What are embryonic stem cells?
Embryonic stem cells are derived from human embryos that are less than a week old. They have the potential to grow into muscle, nerve and other types of cells. The embryos used in research are taken from excess embryos produced during the in vitro fertilization process and are donated for research purposes by infertile couples.
How are they different from adult stem cells?
Adult stem cells are taken from non-embryonic human tissue, such as the brain or bone marrow. They are only found in specific tissues inside the human body. Early research indicates that some may be able to form types of tissue other than their origin tissue, but their capacity to do so is expected to be more limited than that of embryonic stem cells.
Why are embryonic stem cells so highly valued in research?

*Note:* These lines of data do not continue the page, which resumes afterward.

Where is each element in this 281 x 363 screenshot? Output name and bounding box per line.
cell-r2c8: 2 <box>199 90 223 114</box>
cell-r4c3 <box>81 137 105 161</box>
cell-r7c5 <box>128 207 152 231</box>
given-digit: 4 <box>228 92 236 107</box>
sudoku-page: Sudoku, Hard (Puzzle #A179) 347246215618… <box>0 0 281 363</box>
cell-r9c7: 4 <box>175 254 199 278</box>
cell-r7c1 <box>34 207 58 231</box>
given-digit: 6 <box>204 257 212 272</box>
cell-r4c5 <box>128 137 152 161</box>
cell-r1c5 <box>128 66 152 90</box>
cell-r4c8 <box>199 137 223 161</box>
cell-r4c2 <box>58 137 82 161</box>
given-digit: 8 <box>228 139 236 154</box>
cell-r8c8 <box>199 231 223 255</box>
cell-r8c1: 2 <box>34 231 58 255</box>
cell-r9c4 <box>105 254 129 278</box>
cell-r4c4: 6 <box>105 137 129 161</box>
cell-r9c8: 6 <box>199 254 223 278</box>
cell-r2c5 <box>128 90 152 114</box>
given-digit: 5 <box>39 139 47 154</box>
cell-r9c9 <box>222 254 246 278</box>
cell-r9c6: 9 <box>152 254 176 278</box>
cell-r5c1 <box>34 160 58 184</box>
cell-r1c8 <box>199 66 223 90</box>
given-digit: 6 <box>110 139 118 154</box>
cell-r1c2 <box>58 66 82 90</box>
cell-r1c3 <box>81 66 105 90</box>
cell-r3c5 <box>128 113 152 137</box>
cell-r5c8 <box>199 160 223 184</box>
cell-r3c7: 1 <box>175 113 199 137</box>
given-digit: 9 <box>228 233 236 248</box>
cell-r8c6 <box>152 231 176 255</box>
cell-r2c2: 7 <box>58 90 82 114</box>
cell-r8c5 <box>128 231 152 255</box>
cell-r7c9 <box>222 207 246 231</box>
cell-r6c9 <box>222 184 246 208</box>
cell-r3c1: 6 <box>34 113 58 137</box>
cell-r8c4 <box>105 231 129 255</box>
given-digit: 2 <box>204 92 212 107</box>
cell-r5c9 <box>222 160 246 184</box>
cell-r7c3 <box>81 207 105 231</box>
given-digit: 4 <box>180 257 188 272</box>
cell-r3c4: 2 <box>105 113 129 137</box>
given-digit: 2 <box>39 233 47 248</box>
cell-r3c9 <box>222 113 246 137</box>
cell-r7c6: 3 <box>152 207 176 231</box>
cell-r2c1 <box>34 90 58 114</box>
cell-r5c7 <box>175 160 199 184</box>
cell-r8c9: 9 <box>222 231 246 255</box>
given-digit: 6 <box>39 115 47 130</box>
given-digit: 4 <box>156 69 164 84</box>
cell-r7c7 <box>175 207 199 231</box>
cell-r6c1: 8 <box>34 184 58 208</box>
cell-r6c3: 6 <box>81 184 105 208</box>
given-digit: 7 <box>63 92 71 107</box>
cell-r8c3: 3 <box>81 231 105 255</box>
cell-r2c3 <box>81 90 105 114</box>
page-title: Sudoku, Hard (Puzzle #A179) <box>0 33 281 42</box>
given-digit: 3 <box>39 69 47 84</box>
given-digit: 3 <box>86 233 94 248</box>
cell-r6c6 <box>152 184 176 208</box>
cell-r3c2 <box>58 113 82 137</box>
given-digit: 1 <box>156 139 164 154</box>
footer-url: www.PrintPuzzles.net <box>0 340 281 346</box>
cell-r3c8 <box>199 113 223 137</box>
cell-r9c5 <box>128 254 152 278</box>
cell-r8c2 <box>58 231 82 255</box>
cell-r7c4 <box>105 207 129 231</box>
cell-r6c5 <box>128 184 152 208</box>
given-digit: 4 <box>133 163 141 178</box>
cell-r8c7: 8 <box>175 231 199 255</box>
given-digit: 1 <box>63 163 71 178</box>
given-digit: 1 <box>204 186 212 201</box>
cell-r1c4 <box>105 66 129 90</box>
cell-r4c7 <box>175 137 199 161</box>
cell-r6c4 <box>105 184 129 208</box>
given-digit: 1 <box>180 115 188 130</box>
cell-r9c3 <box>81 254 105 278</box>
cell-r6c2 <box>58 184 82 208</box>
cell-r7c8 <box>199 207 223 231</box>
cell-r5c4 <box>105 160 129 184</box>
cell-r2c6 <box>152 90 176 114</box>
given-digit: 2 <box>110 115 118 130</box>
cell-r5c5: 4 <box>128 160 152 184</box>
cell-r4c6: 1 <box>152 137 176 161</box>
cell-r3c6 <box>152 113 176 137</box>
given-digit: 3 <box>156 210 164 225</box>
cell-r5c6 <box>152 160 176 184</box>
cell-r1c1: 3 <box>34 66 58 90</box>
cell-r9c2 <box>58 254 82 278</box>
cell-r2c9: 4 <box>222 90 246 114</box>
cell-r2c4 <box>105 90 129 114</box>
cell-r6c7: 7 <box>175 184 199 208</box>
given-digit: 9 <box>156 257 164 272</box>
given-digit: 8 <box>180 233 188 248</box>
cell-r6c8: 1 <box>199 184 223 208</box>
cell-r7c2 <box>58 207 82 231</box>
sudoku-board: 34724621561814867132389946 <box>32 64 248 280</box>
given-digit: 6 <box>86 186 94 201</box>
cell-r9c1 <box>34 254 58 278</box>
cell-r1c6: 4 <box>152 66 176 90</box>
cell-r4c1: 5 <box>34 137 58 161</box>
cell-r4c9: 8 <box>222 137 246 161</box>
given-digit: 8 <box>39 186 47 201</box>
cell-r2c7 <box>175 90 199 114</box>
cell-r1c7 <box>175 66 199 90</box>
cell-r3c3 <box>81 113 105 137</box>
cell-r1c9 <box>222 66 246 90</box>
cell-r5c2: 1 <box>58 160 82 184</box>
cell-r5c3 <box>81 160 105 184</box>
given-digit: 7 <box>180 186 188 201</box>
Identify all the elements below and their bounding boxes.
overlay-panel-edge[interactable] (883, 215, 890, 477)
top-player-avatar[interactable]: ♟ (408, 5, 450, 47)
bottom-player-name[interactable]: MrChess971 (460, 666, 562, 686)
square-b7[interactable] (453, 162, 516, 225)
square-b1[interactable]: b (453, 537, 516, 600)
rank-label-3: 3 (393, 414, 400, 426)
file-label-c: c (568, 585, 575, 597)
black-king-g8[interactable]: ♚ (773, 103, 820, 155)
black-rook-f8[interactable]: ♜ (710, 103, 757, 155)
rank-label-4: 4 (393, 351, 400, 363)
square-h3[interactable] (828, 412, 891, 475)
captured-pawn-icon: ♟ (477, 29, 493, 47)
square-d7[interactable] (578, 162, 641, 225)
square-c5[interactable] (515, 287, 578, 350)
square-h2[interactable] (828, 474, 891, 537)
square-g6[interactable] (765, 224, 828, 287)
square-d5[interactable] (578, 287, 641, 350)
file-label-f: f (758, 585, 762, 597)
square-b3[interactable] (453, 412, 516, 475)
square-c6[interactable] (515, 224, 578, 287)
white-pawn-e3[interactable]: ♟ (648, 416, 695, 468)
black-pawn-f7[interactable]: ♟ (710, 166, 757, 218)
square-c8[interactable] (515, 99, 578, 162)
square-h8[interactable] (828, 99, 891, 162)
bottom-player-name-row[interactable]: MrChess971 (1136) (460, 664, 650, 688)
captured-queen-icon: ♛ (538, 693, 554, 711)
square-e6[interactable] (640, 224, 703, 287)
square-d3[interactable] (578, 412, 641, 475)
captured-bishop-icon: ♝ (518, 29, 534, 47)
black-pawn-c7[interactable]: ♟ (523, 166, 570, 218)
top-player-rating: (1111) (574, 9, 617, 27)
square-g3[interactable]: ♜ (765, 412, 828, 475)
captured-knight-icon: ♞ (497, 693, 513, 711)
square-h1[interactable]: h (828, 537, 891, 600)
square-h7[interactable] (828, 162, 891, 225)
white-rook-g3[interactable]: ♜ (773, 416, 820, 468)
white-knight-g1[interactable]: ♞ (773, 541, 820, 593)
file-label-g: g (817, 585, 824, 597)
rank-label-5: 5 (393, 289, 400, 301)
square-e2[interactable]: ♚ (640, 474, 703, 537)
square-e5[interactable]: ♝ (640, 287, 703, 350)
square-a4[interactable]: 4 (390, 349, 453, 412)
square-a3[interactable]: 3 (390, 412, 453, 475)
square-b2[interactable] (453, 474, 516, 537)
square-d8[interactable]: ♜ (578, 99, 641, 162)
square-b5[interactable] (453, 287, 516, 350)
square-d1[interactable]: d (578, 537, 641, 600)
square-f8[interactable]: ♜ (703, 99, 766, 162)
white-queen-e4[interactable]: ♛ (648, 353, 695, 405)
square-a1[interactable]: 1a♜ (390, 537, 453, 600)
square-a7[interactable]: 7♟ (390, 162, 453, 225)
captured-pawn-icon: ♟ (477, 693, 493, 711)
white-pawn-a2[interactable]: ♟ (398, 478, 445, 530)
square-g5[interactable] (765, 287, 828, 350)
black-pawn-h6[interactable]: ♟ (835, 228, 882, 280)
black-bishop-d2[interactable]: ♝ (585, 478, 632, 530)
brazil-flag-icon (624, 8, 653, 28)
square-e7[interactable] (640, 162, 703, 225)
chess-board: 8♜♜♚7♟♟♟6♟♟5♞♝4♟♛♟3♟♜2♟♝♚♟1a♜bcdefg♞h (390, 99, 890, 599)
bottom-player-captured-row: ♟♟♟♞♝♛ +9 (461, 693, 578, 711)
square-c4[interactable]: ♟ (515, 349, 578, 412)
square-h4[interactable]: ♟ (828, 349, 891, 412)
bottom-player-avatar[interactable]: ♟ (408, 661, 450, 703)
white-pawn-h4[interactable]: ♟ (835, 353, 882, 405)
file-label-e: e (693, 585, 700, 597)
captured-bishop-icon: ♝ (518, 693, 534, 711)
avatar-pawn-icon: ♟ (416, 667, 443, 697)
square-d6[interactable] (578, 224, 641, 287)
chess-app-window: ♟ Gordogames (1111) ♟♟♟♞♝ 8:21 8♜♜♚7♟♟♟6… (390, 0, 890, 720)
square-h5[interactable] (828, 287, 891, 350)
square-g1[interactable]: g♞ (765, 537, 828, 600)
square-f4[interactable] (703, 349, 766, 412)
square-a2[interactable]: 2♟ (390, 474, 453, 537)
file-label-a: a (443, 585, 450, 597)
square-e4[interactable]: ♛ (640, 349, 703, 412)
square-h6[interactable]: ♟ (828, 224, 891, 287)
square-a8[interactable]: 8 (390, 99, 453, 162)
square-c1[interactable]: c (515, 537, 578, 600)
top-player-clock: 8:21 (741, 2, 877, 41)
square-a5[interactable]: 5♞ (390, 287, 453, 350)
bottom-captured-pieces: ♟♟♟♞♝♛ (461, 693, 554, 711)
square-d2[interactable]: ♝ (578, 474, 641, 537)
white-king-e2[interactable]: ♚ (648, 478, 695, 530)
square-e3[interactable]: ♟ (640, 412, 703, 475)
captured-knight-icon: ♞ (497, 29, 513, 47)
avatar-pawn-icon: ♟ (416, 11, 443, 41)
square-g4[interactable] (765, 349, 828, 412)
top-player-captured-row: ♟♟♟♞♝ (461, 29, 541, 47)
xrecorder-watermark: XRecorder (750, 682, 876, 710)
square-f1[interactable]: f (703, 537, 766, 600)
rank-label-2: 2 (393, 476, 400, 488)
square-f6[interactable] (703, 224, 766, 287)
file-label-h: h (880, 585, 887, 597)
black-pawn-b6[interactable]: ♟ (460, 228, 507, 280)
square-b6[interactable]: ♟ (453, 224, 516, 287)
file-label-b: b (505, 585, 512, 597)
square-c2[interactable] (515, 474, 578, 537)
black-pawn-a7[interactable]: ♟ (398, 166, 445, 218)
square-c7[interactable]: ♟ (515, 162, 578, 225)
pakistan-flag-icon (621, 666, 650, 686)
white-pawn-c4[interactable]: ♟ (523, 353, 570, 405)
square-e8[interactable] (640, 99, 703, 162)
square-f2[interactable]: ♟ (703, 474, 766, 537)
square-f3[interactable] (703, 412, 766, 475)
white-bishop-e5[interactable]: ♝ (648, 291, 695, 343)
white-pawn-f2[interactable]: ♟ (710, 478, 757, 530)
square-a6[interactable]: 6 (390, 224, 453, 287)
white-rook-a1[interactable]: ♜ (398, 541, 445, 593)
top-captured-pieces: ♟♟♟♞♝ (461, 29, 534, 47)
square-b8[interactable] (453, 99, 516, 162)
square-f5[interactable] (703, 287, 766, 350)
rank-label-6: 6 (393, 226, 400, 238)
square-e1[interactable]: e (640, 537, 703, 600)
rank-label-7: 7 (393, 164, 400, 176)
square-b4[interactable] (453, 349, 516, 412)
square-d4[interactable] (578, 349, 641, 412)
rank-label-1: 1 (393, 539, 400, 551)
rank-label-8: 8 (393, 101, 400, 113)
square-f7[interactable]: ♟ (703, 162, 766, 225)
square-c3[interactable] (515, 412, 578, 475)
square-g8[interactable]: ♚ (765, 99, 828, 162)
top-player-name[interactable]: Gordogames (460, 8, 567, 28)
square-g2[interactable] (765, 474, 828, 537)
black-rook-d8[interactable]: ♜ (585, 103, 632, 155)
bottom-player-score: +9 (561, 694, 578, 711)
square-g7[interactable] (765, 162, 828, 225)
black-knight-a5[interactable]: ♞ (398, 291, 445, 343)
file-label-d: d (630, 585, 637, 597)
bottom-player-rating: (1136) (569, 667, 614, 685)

Scientists hope research on both embryonic and adult stem cells will lead to therapies for degenerative diseases such as Lou Gehrig's disease, Parkinson's disease, Duchenne's muscular dystrophy, diabetes and spinal-cord injuries. But because embryonic stem cells can grow into any type of human cell, they are more useful to researchers. They also are more plentiful and more easily obtained than adult stem cells, which are relatively rare in human tissue.
What has been the controversy over using embryonic stem cells in research?
Objections largely have been on religious grounds, since a human embryo is destroyed in the process of obtaining embryonic stem cells. Supporters of using embryonic stem cells argue that the embryo likely would have been destroyed anyway, and that it is a better use of the embryo to further therapies or cures for disease.